Oliver Anthony has gone from anonymity to near-household name after the success of his surprise viral country hit, “Rich Men North of Richmond,” which cracked the “Billboard Hot 100” chart just this week. But in a YouTube video posted Friday, Anthony expressed discomfort with some of the attention, particularly how the song has been embraced by political leaders.
“The one thing that has bothered me is seeing people wrap politics up into this,” he said. “It’s aggravating seeing people on conservative news trying to identify with me like I’m one of them.”
The three-minute track has been championed by conservatives and members of the Republican Party for its messaging that seemed to take aim at politicians in Washington, D.C., while praising the struggle of working-class Americans. The song also makes reference to conspiracies surrounding child trafficking as well as promoting stereotypes about welfare recipients.

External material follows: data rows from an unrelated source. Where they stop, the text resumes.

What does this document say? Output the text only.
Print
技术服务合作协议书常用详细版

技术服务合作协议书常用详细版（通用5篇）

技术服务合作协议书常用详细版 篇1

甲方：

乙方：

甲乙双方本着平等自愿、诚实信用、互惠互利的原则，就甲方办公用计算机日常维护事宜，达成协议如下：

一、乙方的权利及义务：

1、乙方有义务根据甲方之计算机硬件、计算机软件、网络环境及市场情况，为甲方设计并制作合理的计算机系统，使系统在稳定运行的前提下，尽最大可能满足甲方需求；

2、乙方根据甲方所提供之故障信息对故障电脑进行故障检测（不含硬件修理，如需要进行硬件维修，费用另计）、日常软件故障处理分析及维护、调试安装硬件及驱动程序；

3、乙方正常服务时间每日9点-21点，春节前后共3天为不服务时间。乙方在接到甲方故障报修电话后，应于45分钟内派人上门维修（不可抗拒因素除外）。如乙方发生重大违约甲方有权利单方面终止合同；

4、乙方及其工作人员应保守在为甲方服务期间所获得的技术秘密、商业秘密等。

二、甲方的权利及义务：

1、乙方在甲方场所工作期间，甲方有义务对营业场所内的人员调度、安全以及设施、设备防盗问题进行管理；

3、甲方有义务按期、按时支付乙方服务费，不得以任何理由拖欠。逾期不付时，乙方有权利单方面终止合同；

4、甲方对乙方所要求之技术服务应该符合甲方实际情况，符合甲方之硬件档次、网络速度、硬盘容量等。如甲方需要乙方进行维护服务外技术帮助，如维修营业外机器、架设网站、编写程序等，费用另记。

Anthony’s song was even the subject of the opening question of the first Republican presidential debate, held Wednesday in Milwaukee, when moderators asked candidates why the song has resonated with people.
The singer-songwriter seemed bemused about his song’s inclusion at the debate.
“I wrote that song about those people, you know? So, for them to have to sit there and listen to that, that cracks me up,” Anthony said.
And for those who tried to draw a connection to the current occupant of the White House, Anthony shot down those thoughts as well.
“That song has nothing to do with Joe Biden, you know? It’s a lot bigger than Joe Biden. That song was written about the people on that stage and a lot more too. Not just them, but definitely them,” he said.
Though it remains to be seen if Republican politicians will get the message, the song does have one fan on the other side of the aisle: Democratic candidate Robert F. Kennedy Jr.
During an interview in South Carolina, Kennedy raised the idea of using “Rich Men North of Richmond” as his walk-on song for campaign events, per The State. “It basically sounds like my stump speech,” he said.